Письмо Вяземскому пишется накануне отъезда Давыдова в Житомир, где с осени 1811 года находилась главная квартира 2-й Западной армии под командованием Багратиона. Давыдов вернулся не к Каменскому, а к «генералу своему», как говорит он в автобиографии. Это время для него было временем бездействия, заполняемого курьерскими поездками и «беседами» с «соименным его» Дионисием-Вакхом; сын добавляет к этому, что поэт был влюблен, как всегда, и отпрашивался у начальника во внеочередные отпуски, пропадая по нескольку недель и возвращаясь лишь тогда, когда рассерженный Багратион грозился отправить его в полк [315]315
  Русская старина. 1872. № 4. С. 631.


[Закрыть]
.

О своих сердечных увлечениях в 1811–1812 годах и более ранних сам Давыдов упоминал постоянно. Почти все его стихи 1810-х годов – это стихи о несчастной любви и измене. Мы можем назвать адресатов некоторых из них, например, Аглаю Давыдову; о других мы ничего не знаем и располагаем лишь неясными намеками в поэтических текстах.
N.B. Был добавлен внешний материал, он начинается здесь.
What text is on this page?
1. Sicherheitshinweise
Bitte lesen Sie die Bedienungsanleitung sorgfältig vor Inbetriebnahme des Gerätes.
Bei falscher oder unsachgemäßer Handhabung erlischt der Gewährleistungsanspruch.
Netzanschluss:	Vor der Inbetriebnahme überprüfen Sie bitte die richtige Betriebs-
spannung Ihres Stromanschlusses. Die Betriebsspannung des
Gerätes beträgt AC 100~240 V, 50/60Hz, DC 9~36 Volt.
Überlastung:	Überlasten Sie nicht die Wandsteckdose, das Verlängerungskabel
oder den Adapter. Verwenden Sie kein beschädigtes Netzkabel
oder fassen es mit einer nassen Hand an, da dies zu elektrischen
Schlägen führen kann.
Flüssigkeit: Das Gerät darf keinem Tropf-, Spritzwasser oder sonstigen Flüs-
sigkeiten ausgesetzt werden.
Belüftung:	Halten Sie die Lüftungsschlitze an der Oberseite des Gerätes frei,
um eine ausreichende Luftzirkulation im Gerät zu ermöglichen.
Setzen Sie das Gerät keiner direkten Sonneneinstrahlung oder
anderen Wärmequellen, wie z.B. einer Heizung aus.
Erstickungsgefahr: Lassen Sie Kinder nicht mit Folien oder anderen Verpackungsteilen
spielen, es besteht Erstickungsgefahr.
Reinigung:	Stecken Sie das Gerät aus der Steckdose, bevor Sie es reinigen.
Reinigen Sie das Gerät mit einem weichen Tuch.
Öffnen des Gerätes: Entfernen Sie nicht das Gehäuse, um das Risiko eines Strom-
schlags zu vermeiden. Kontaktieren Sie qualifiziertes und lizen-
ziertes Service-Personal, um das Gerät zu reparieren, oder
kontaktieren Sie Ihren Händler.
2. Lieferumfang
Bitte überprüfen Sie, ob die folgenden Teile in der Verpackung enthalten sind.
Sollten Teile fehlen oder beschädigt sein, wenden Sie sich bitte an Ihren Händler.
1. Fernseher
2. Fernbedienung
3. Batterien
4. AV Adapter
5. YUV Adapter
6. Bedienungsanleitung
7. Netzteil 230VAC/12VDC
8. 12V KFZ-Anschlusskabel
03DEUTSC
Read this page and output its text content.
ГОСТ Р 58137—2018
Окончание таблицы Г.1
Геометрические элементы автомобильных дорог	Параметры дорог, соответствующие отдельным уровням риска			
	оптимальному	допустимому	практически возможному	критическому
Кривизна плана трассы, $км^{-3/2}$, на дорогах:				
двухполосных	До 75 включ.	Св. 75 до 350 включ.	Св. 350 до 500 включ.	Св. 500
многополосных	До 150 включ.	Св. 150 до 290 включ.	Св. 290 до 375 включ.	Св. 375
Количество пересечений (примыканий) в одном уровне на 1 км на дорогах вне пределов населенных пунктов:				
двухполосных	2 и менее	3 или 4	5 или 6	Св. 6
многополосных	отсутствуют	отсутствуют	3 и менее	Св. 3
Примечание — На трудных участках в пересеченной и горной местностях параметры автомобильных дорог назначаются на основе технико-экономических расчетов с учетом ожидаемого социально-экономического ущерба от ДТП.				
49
Так, в двух его элегиях – пятой и седьмой – упоминается о возлюбленной, с именем которой герой бросался в сечу, четвертая же элегия содержит признание: «в ужасах войны кровавой» (т. е. в 1812–1814 годах) герой еще «не знал» адресата. Элегии посвящены разным лицам, и это предопределило несведенность лирических мотивов внутри цикла, выстроенного задним числом.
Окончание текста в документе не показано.